Describe the solution you'd like
Add a convenience function which returns the not
value of df.isin
API breaking implications
No impact on API.
Additional context
This has already been done for isna
/notna
, and I find it very helpful—just borrowing the same idea.
Copied from frame.py
:
@doc(NDFrame.isna, klass=_shared_doc_kwargs["klass"])
def isna(self) -> DataFrame:
result = self._constructor(self._mgr.isna(func=isna))
return result.__finalize__(self, method="isna")
@doc(NDFrame.notna, klass=_shared_doc_kwargs["klass"])
def notna(self) -> DataFrame:
return ~self.isna()
Comment From: jreback
-0.5 on additional api like this
would take an update to the isin docs showing how to use invert as an enhancement
Comment From: ShivnarenSrinivasan
Sure, I'll do that
Comment From: ms7463
Would we possibly reconsider adding the notin
method? I agree with @ShivnarenSrinivasan ‘s opinion that the notin syntax is superior to ~isin
syntax. For one, it nicely emulates python’s x not in y
syntax. For me personally I find the current syntax adds just enough cognitive load to break my train of thought in both reading and writing code. For example, I often find myself writing out the isin portion then backtracking and adding the unary operator in the proper place to negate the expression.
Not to mention that all other is*
methods have a complementary not*
method (which I fully support).
I understand the reluctance to add more methods to these classes, but I think that notin
is a natural method to expect, and one that would be used much more than many other methods, to produce code that’s easier to read, write and understand.

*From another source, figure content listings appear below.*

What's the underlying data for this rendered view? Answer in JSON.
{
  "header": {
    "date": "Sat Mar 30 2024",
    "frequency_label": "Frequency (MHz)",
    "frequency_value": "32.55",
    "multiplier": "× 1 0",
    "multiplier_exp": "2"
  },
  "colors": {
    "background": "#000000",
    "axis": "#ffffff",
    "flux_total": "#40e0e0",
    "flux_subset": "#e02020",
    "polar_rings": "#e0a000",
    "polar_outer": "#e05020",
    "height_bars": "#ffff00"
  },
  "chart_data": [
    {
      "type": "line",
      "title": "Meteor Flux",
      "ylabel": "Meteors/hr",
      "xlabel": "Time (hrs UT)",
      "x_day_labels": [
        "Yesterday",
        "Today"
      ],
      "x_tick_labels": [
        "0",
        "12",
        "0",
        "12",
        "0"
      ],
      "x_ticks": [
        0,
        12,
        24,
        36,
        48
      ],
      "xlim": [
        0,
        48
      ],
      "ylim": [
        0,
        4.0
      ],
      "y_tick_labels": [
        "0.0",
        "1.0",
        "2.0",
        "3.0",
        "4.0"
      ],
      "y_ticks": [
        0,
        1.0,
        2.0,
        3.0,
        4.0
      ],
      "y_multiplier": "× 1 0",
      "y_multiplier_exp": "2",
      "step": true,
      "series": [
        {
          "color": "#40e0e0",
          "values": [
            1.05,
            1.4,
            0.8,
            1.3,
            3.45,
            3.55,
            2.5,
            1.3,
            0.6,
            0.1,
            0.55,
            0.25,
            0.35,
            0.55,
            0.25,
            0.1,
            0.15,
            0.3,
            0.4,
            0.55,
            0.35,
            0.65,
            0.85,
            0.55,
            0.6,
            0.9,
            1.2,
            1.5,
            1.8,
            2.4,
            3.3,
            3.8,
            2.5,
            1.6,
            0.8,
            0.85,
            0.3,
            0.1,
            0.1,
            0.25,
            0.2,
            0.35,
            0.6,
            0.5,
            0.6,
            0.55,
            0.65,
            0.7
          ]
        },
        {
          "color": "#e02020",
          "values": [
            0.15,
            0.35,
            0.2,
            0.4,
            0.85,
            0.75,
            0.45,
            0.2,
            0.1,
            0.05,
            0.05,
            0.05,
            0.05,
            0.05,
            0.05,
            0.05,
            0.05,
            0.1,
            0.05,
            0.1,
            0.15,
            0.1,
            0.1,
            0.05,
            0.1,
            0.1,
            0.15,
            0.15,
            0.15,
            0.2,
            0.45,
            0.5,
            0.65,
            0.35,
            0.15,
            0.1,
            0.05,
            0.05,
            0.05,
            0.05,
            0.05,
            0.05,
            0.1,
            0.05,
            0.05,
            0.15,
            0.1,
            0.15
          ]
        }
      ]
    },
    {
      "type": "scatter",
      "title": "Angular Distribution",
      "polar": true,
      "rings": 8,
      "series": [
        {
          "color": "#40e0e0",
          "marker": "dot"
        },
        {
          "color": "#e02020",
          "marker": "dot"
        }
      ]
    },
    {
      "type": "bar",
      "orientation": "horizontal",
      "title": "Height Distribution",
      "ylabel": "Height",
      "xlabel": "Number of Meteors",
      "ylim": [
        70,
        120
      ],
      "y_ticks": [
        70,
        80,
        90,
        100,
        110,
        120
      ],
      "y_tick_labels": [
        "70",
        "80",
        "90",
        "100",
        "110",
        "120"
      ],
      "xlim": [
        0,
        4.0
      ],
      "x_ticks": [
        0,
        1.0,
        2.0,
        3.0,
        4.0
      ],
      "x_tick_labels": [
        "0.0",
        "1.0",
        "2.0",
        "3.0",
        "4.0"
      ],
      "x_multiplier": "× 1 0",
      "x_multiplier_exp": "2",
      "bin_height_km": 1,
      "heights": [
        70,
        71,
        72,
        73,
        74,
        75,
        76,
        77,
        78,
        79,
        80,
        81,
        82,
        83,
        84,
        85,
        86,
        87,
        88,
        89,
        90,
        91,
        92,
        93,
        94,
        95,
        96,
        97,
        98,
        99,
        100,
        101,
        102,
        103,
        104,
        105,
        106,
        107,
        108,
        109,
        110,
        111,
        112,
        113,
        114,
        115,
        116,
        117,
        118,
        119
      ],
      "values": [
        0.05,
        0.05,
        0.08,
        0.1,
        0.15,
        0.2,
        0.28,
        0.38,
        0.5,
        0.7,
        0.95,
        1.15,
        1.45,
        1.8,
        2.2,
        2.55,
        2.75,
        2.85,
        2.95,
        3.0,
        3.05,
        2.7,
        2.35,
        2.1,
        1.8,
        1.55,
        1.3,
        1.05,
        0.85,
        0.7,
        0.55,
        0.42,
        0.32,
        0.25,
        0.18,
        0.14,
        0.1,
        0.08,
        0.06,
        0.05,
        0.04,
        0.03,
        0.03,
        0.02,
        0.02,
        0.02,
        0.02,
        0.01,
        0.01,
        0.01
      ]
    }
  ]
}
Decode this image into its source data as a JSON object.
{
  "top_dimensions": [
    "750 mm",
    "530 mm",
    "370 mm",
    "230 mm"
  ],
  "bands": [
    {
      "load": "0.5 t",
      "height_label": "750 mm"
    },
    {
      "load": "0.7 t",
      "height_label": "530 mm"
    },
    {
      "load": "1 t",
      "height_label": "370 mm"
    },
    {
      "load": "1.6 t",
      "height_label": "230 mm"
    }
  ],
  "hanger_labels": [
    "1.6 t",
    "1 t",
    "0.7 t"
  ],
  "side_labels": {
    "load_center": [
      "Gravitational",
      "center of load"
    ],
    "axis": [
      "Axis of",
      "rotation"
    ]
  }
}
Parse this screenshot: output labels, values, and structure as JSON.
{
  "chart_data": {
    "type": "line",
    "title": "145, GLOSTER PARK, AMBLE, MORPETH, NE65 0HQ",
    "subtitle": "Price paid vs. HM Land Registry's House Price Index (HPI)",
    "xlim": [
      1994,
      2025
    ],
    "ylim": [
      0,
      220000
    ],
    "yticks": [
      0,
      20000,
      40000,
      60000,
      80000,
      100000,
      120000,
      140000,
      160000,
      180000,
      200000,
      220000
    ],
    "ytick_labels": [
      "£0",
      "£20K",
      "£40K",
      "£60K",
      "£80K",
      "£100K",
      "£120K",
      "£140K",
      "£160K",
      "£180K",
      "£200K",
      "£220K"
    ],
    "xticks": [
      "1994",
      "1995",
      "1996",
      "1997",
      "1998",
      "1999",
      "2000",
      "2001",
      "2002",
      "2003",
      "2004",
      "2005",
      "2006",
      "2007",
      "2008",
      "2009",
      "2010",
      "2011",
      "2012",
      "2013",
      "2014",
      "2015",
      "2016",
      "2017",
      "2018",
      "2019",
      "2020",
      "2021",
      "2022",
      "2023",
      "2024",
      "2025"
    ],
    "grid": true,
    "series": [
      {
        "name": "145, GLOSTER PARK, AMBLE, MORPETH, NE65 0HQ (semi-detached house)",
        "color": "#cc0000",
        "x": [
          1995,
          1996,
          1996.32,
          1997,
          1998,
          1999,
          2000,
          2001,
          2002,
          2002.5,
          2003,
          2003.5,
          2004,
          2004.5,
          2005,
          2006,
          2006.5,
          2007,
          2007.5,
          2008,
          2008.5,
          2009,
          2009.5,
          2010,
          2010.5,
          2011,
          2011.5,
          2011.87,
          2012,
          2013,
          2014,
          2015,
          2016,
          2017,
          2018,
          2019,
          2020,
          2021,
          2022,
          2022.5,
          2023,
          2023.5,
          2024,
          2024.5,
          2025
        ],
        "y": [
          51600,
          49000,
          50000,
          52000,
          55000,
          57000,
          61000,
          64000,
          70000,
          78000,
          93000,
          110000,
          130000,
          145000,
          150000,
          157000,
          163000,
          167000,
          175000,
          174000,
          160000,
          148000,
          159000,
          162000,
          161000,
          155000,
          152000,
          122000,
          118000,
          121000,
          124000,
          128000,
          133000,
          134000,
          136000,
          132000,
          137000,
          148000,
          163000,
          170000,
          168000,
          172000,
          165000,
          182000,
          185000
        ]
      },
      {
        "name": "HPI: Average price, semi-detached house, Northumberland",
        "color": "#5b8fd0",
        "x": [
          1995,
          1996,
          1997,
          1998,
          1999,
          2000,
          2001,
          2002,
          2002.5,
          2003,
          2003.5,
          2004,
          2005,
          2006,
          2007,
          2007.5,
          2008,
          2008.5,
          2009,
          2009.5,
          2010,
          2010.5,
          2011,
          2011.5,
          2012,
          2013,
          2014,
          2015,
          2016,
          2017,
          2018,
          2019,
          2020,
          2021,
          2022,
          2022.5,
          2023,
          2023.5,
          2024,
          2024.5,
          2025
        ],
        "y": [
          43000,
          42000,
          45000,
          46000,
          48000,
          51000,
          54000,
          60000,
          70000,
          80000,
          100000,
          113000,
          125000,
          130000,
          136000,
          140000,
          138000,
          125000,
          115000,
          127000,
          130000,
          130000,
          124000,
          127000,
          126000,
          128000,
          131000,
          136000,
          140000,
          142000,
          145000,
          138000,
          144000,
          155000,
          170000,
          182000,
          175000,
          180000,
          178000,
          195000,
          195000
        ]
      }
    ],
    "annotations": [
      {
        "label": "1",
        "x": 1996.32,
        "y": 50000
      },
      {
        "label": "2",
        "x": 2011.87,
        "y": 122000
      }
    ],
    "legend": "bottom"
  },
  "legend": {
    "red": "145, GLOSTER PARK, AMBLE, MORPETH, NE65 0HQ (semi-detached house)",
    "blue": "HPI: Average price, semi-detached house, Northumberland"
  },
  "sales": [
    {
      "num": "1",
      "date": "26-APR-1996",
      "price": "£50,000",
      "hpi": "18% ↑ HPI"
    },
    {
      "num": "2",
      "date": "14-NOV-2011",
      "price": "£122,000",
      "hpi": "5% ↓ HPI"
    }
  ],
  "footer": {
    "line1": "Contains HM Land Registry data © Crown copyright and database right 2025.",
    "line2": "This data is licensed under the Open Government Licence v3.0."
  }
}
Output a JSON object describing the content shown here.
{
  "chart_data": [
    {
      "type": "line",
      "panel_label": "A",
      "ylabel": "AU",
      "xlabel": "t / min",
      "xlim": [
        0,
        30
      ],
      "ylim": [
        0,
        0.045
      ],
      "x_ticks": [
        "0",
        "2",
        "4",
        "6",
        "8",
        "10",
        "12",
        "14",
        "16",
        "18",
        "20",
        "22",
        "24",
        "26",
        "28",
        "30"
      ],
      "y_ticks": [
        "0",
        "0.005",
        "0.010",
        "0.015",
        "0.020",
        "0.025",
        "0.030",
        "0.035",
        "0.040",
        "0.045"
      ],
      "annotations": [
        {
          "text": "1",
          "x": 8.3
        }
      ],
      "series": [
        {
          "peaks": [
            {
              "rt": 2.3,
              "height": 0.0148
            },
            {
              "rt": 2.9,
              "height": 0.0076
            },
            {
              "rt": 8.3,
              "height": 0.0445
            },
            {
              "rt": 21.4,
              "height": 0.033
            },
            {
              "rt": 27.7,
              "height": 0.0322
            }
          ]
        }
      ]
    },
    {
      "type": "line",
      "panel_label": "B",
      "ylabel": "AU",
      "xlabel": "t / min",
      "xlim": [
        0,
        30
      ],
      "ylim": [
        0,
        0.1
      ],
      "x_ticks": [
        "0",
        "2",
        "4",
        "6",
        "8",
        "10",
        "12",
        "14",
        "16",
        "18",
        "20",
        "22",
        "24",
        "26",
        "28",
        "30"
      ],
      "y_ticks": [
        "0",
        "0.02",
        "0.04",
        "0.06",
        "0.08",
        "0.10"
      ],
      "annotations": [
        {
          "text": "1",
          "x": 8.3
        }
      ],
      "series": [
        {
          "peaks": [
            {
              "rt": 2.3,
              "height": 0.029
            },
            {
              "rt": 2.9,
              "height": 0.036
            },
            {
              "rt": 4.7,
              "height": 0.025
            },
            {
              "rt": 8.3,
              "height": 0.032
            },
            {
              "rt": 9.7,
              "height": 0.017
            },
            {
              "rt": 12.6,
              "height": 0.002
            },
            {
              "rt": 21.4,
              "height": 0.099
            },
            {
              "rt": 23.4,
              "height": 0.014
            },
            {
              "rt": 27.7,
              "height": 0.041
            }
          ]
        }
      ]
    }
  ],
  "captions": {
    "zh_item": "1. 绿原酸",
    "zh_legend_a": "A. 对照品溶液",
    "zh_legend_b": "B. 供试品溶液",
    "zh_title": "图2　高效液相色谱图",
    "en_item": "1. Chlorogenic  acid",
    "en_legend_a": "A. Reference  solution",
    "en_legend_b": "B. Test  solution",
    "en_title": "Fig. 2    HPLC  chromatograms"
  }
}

Comment From: lucas-abbate
I agree with @aa1371. It makes code consistent with outside of pandas stuff, it makes reading a lot harder, and I use (and think many people use) ~isin
all the time. I know it adds more methods, but I think it makes it much easier to use (and to learn: all my students have to google always something like "pandas not in"), and I don´t think that the 3-4 lines it takes to add this method make any difference on the 12k+ lines of frame.py
.
I've never contributed, but I'm willing to learn just to make .notin()
work.